In the interim, lead independent director W. Allen Reed will be the non-executive chairman, and Joseph A. Sullivan, head of global distribution, will become CEO. The board will seek a permanent chief executive; Fetting will stay as a consultant to the company, reported the Wall Street Journal.
Fetting has been with the publicly-traded asset manager since early 2008. Recently the company has endured large client redemption from its mutual funds; it is attempting to get investors to come back with their money.
According to a Legg Mason, Inc. (NYSE:LM) spokeswoman, “We are focused on growth right now. We want to get back to inflows.”
How bad has it been? In July, the company reported its 19th consecutive quarter of outflows. This comes with a growing dissatisfaction by investors, who want to see an improvement in the firm’s funds performance after enduring losses from the financial crisis.
Also at that time, the crisis saw a 2005 bet by Legg Mason, Inc. (NYSE:LM) founder and former CEO Raymond “Chip” Mason go the wrong way from his swapping of the brokerage unit for Citigroup’s asset-management business, reported Reuters.
At the beginning of 2008, Mason retired and Fetting replaced him. He has spent a lot of his tenure attempting to make the company competitive again through job and other cost-cutting initiatives. Fetting has also introduced new products including exchange traded funds.

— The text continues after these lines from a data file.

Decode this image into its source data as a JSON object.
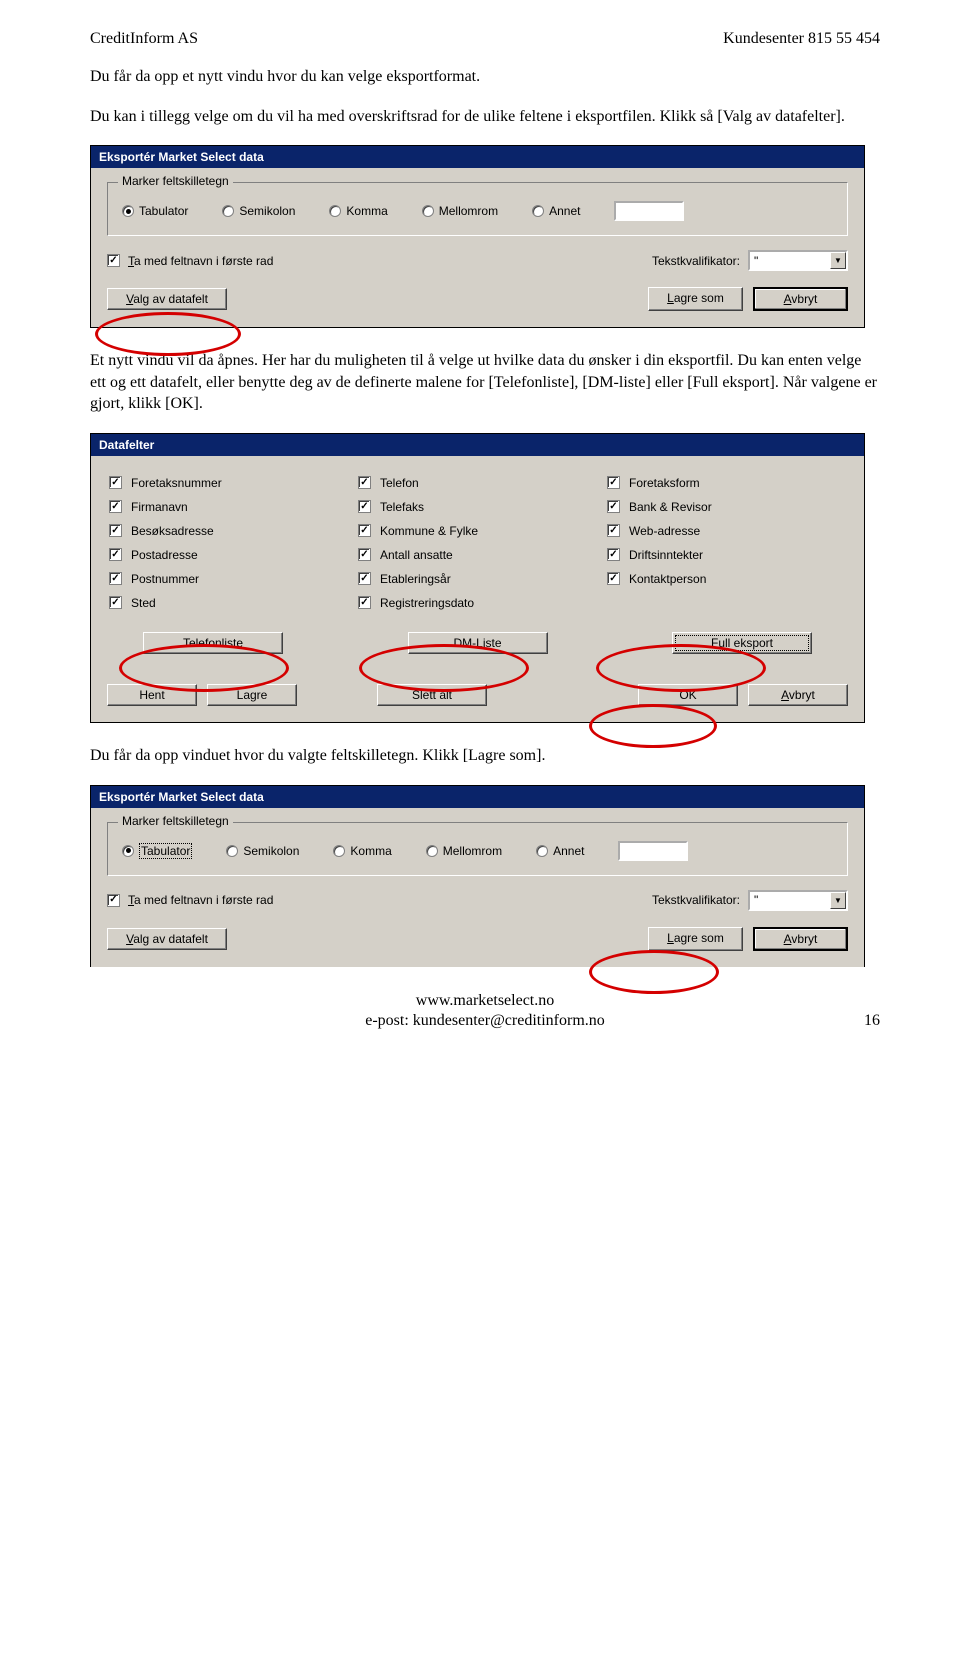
{
  "header": {
    "left": "CreditInform AS",
    "right": "Kundesenter 815 55 454"
  },
  "para1": "Du får da opp et nytt vindu hvor du kan velge eksportformat.",
  "para2": "Du kan i tillegg velge om du vil ha med overskriftsrad for de ulike feltene i eksportfilen. Klikk så [Valg av datafelter].",
  "para3": "Et nytt vindu vil da åpnes. Her har du muligheten til å velge ut hvilke data du ønsker i din eksportfil. Du kan enten velge ett og ett datafelt, eller benytte deg av de definerte malene for [Telefonliste], [DM-liste] eller [Full eksport]. Når valgene er gjort, klikk [OK].",
  "para4": "Du får da opp vinduet hvor du valgte feltskilletegn. Klikk [Lagre som].",
  "export_dialog": {
    "title": "Eksportér Market Select data",
    "group_label": "Marker feltskilletegn",
    "radios": {
      "tab": "Tabulator",
      "semi": "Semikolon",
      "komma": "Komma",
      "mellom": "Mellomrom",
      "annet": "Annet"
    },
    "include_first": "Ta med feltnavn i første rad",
    "tekstkval_label": "Tekstkvalifikator:",
    "tekstkval_value": "\"",
    "btn_valg": "Valg av datafelt",
    "btn_lagre": "Lagre som",
    "btn_avbryt": "Avbryt"
  },
  "datafelter": {
    "title": "Datafelter",
    "fields": [
      [
        "Foretaksnummer",
        "Telefon",
        "Foretaksform"
      ],
      [
        "Firmanavn",
        "Telefaks",
        "Bank & Revisor"
      ],
      [
        "Besøksadresse",
        "Kommune & Fylke",
        "Web-adresse"
      ],
      [
        "Postadresse",
        "Antall ansatte",
        "Driftsinntekter"
      ],
      [
        "Postnummer",
        "Etableringsår",
        "Kontaktperson"
      ],
      [
        "Sted",
        "Registreringsdato",
        ""
      ]
    ],
    "btn_telefon": "Telefonliste",
    "btn_dm": "DM-Liste",
    "btn_full": "Full eksport",
    "btn_hent": "Hent",
    "btn_lagre": "Lagre",
    "btn_slett": "Slett alt",
    "btn_ok": "OK",
    "btn_avbryt": "Avbryt"
  },
  "footer": {
    "line1": "www.marketselect.no",
    "line2": "e-post: kundesenter@creditinform.no",
    "page": "16"
  }
}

Even with his four-year efforts, Fetting has agreed the company still failed to deliver and has ongoing problems. The company’s board agreed, and slashed Fetting’s pay by 17 percent to $4.94 million in the latest fiscal year.

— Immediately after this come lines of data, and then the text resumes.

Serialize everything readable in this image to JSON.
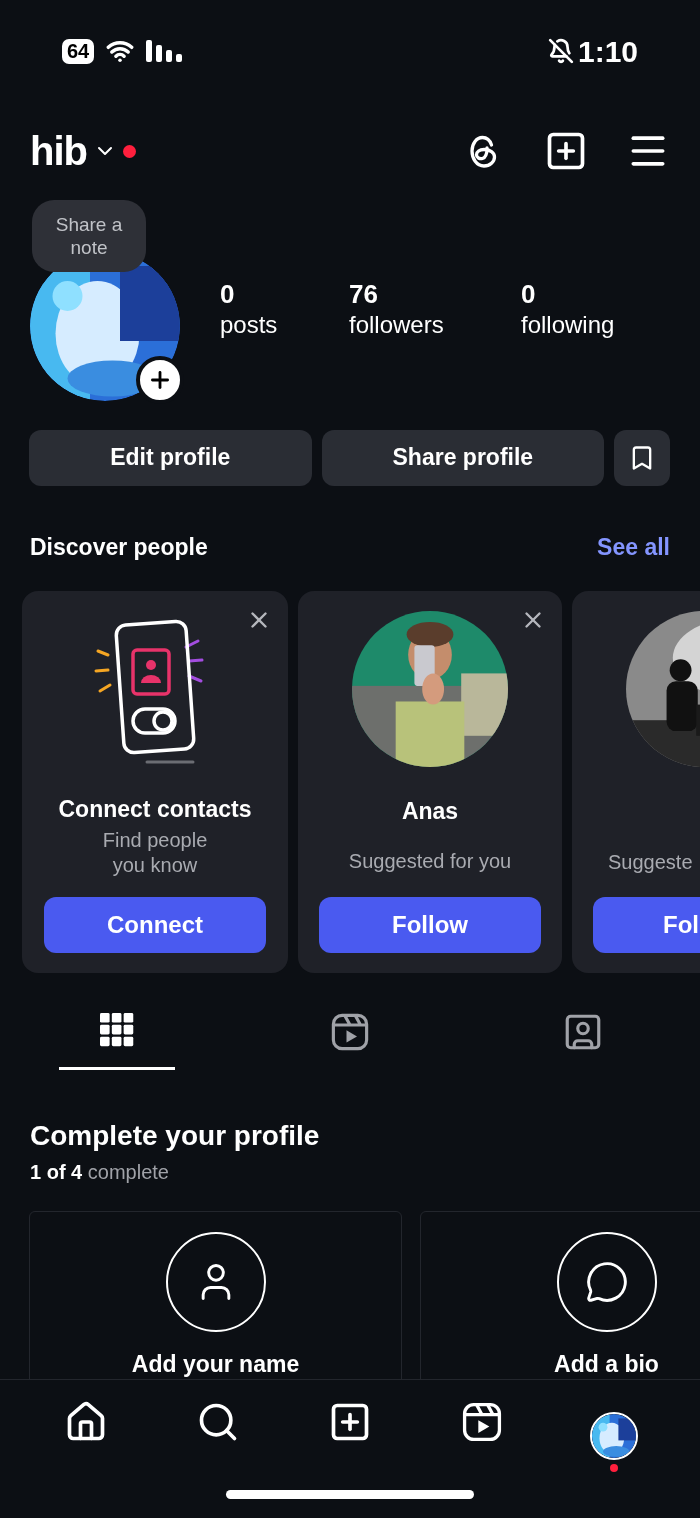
{
  "status_bar": {
    "battery": "64",
    "time": "1:10"
  },
  "header": {
    "username": "hib",
    "notification_dot": true
  },
  "profile": {
    "note": "Share a note",
    "stats": [
      {
        "value": "0",
        "label": "posts"
      },
      {
        "value": "76",
        "label": "followers"
      },
      {
        "value": "0",
        "label": "following"
      }
    ]
  },
  "actions": [
    "Edit profile",
    "Share profile"
  ],
  "discover": {
    "title": "Discover people",
    "see_all": "See all",
    "cards": [
      {
        "kind": "contacts",
        "title": "Connect contacts",
        "subtitle": "Find people you know",
        "button": "Connect",
        "dismissible": true
      },
      {
        "kind": "person",
        "title": "Anas",
        "subtitle": "Suggested for you",
        "button": "Follow",
        "dismissible": true
      },
      {
        "kind": "partial",
        "subtitle": "Suggeste",
        "button": "Fol"
      }
    ]
  },
  "tabs": [
    {
      "kind": "grid",
      "selected": true
    },
    {
      "kind": "reels",
      "selected": false
    },
    {
      "kind": "tagged",
      "selected": false
    }
  ],
  "complete": {
    "title": "Complete your profile",
    "progress": "**1 of 4** complete",
    "cards": [
      {
        "kind": "name",
        "label": "Add your name"
      },
      {
        "kind": "bio",
        "label": "Add a bio"
      }
    ]
  },
  "nav": [
    {
      "kind": "home"
    },
    {
      "kind": "search"
    },
    {
      "kind": "create"
    },
    {
      "kind": "reels"
    },
    {
      "kind": "profile",
      "notification_dot": true
    }
  ]
}
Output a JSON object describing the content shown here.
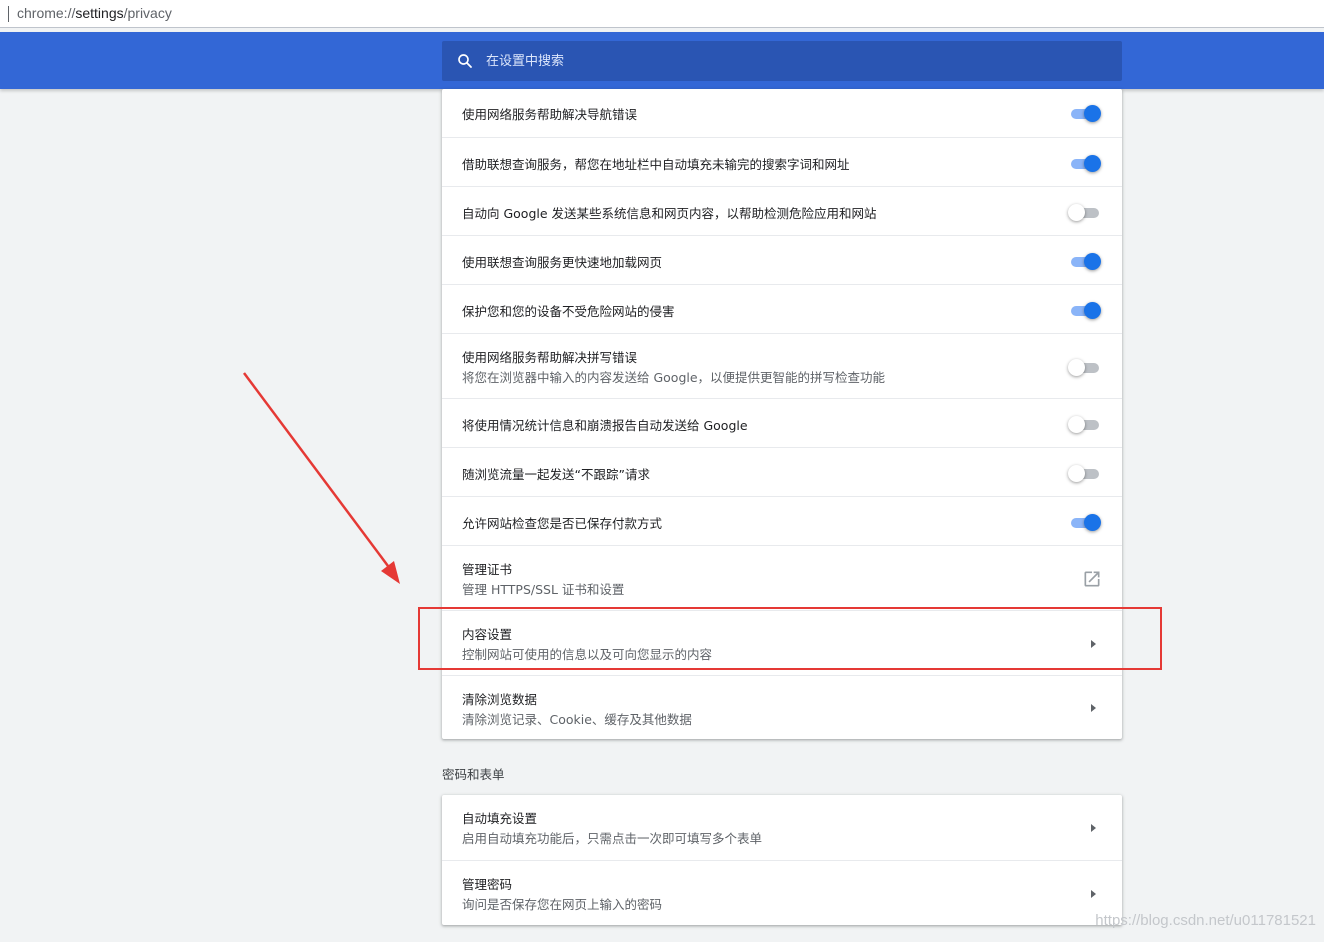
{
  "address_bar": {
    "scheme": "chrome://",
    "host": "settings",
    "path": "/privacy"
  },
  "header": {
    "search_placeholder": "在设置中搜索",
    "search_icon": "search-icon"
  },
  "privacy_card": {
    "rows": [
      {
        "label": "使用网络服务帮助解决导航错误",
        "control": "toggle",
        "state": "on"
      },
      {
        "label": "借助联想查询服务，帮您在地址栏中自动填充未输完的搜索字词和网址",
        "control": "toggle",
        "state": "on"
      },
      {
        "label": "自动向 Google 发送某些系统信息和网页内容，以帮助检测危险应用和网站",
        "control": "toggle",
        "state": "off"
      },
      {
        "label": "使用联想查询服务更快速地加载网页",
        "control": "toggle",
        "state": "on"
      },
      {
        "label": "保护您和您的设备不受危险网站的侵害",
        "control": "toggle",
        "state": "on"
      },
      {
        "label": "使用网络服务帮助解决拼写错误",
        "sublabel": "将您在浏览器中输入的内容发送给 Google，以便提供更智能的拼写检查功能",
        "control": "toggle",
        "state": "off"
      },
      {
        "label": "将使用情况统计信息和崩溃报告自动发送给 Google",
        "control": "toggle",
        "state": "off"
      },
      {
        "label": "随浏览流量一起发送“不跟踪”请求",
        "control": "toggle",
        "state": "off"
      },
      {
        "label": "允许网站检查您是否已保存付款方式",
        "control": "toggle",
        "state": "on"
      },
      {
        "label": "管理证书",
        "sublabel": "管理 HTTPS/SSL 证书和设置",
        "control": "external-link",
        "icon": "open-in-new-icon"
      },
      {
        "label": "内容设置",
        "sublabel": "控制网站可使用的信息以及可向您显示的内容",
        "control": "arrow",
        "icon": "arrow-right-icon",
        "highlighted": true
      },
      {
        "label": "清除浏览数据",
        "sublabel": "清除浏览记录、Cookie、缓存及其他数据",
        "control": "arrow",
        "icon": "arrow-right-icon"
      }
    ]
  },
  "passwords_section": {
    "title": "密码和表单",
    "rows": [
      {
        "label": "自动填充设置",
        "sublabel": "启用自动填充功能后，只需点击一次即可填写多个表单",
        "control": "arrow",
        "icon": "arrow-right-icon"
      },
      {
        "label": "管理密码",
        "sublabel": "询问是否保存您在网页上输入的密码",
        "control": "arrow",
        "icon": "arrow-right-icon"
      }
    ]
  },
  "annotation": {
    "highlight_color": "#e53935",
    "arrow_color": "#e53935"
  },
  "colors": {
    "header_blue": "#3367d6",
    "search_bg": "#2a55b3",
    "toggle_on": "#1a73e8",
    "toggle_on_track": "#8ab4f8",
    "toggle_off_track": "#bdc1c6"
  },
  "watermark": "https://blog.csdn.net/u011781521"
}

Via a statement on Tuesday, Fetting responded to the news with: “Now is the right time for new leadership to take the baton and continue to move the company forward into its next phase of growth and development.”
Citigroup analyst William Katz said the news was a “surprising development” in a Tuesday report, but it might not be a bad thing for the company.
Katz wrote in the client note via the Wall Street Journal, “A new CEO may bring in fresh ideas and investors may conclude that a strategic shift to accelerate recovery could be an option.”
A Citigroup report today also lists some priorities for whoever the new CEO is, they include: 1) reinvestment in the business, including seed capital; 2) buyback – including new $1B authorization based on up to 65% of operating cash flow; and, 3) select M&A to fill product gaps, such as bolton’s and lift-outs. On the latter, international equities and alternatives appear most likely areas of focus.
LM announced that Chairman and CEO, Mr. Mark Fetting, will step down 10/1. Joe Sullivan, Head of Global Distribution, has been named interim CEO. while the board conducts a search for a permanent CEO. Lead independent board member, W. Allen Reed has been named non-Executive Chairman. Mr. Fetting will remain a consultant to LM through YE.
Wells Fargo Notes, LM has a number of activist shareholders including Nelson Peltz’s Train Capital, who owns over 10% of the company. It is possible certain of these activists pushed for change at the CEO level as LM’s turnaround has been somewhat slow to develop.
At the end of July’s first fiscal quarter, the company saw a $9.5 million net loss. Its $632 billion assets under management had fallen 5 percent, as compared to the previous year, along with its continuous outflow trend.
On Tuesday, Wall Street reacted to the news positively. The stock is up 5.10 percent to $26.76.